Naruto yang merasakan adanya ketegangan antar keduanya, hanya bisa tertegun dengan perasaan was-was. Jika nanti terjadi suatu pertengkaran, pasti dirinyalah yang berada di tengah yang harus melerai keduanya. Namun, bocah itu sama sekali tak pintar dalam hal melerai. Bahkan, biasanya ialah yang dilerai oleh Sakura jika tengah bertengkar dengan sahabatnya yang sedingin es itu.
Dirundung kebimbangan, membuat Naruto akhirnya bangkit dari posisi yang membatasi kedua temannya itu. "Aku cuci tangan dulu, ya! Jangan kemana-mana!" seru Naruto, seraya berlari-lari kecil ke westafel umum terdekat.
Naruto-kun bodoh! Kenapa ia meninggalkanku berdua sama Sasuke?

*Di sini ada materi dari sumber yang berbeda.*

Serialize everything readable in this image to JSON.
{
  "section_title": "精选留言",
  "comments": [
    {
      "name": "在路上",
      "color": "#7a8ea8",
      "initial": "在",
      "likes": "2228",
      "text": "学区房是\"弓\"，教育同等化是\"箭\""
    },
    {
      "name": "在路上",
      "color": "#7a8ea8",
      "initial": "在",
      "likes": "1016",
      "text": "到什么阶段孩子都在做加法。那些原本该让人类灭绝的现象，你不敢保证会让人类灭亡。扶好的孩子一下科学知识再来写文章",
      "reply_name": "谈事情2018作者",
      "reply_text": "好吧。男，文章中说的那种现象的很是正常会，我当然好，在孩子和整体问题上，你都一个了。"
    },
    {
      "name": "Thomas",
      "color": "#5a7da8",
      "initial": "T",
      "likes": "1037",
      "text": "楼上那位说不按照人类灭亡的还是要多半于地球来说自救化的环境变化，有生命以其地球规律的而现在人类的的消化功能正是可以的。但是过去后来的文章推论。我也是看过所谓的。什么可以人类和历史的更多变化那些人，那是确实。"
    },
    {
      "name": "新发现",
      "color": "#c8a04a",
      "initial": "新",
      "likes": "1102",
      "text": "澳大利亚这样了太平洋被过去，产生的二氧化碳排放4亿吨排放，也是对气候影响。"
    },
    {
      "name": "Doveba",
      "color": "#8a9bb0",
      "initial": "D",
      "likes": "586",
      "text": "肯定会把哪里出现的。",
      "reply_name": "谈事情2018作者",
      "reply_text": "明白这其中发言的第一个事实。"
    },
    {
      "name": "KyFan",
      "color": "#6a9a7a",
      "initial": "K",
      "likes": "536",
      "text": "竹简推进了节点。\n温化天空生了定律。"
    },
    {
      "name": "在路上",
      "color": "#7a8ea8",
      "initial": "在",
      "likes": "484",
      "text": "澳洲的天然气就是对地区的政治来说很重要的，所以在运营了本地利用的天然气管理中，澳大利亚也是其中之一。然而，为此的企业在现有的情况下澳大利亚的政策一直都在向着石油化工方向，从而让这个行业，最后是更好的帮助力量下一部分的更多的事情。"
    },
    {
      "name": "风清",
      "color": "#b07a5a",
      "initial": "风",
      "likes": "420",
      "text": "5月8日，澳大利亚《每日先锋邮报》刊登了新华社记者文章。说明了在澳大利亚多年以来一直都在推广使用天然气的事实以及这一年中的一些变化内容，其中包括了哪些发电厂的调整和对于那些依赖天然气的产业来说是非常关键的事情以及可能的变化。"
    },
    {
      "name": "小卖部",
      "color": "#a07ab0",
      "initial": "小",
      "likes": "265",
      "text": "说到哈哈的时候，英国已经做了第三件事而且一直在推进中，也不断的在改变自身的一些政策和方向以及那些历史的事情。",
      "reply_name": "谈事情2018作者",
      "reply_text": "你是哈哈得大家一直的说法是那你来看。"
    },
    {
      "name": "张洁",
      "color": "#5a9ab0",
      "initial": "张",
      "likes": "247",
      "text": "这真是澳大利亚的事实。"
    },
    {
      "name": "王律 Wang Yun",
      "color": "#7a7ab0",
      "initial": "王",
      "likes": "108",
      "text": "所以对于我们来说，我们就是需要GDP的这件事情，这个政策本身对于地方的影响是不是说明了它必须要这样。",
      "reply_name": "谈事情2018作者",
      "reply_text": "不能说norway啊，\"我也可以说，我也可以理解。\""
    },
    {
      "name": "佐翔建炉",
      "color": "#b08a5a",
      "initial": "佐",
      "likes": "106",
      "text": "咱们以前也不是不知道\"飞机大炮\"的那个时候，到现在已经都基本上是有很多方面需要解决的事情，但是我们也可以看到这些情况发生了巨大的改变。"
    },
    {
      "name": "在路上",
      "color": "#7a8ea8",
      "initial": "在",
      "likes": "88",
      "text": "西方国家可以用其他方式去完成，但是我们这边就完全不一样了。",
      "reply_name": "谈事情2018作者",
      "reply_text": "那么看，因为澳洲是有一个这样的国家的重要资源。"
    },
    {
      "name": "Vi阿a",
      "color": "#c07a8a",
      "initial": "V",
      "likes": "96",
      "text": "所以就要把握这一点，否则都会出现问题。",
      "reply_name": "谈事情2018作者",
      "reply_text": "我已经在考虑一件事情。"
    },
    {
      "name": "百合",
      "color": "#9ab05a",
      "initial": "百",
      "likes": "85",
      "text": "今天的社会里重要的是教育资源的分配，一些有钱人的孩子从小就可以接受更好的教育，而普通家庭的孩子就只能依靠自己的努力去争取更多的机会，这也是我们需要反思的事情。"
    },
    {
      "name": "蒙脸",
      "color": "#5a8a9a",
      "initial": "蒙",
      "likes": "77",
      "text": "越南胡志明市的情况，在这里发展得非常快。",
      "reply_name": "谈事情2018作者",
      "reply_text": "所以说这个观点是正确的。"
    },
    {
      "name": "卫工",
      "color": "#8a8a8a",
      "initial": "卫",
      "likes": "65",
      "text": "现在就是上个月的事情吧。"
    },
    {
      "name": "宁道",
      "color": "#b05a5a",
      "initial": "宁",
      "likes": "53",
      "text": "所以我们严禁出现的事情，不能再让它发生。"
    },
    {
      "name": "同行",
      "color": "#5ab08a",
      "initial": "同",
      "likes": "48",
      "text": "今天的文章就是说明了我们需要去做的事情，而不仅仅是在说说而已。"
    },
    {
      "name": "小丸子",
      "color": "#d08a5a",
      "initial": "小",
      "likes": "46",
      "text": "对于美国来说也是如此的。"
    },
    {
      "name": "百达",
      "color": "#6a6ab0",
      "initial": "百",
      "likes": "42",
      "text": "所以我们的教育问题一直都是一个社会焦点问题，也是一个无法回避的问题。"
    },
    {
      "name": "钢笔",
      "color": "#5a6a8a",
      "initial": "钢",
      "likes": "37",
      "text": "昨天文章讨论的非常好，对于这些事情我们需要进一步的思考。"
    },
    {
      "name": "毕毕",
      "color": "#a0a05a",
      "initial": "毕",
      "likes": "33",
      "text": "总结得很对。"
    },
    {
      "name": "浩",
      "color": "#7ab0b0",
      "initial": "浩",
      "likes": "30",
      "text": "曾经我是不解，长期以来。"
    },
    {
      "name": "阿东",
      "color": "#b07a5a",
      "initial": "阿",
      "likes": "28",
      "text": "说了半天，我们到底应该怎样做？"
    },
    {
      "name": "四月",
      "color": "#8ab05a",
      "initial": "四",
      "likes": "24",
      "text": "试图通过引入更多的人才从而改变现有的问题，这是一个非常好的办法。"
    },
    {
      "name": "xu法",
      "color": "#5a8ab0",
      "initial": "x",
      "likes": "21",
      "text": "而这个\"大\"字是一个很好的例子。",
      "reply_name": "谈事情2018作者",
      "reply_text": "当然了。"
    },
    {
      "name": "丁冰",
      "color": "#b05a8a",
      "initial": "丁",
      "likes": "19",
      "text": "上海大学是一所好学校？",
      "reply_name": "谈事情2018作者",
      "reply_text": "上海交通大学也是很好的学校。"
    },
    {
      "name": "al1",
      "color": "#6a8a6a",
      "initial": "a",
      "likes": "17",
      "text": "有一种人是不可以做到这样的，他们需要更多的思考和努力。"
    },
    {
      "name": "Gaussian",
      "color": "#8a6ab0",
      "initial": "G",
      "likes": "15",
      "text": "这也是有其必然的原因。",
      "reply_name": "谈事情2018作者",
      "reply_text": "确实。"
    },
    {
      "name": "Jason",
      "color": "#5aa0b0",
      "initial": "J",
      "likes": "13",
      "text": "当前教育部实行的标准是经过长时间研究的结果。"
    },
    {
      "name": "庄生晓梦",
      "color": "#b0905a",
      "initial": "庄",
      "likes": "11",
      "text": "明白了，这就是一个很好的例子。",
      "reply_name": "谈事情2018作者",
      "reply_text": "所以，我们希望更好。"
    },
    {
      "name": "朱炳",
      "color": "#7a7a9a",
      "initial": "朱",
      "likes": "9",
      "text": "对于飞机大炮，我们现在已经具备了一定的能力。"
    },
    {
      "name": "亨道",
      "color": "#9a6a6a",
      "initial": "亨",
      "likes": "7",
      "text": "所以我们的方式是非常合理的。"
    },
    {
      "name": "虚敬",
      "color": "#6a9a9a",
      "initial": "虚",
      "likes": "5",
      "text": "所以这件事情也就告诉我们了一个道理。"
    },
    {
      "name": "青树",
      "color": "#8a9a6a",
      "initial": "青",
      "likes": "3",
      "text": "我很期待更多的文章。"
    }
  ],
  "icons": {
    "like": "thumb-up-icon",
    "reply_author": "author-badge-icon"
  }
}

Dia kan tahu aku sedang marahan sama Sasuke! Bodoh!
Sakura telah selesai menghabiskan satu cone es krim yang dibelikan Sasuke. Kini, yang bisa ia lakukan hanya duduk termenung seraya sesekali mengumpulkan kelopak bunga sakura yang jatuh di atas kepalanya. Kini, kumpulan kelopak bunga sakura yang dikumpulkannya sudah menggunung. Entah sudah berapa puluh yang dikumpulkannya.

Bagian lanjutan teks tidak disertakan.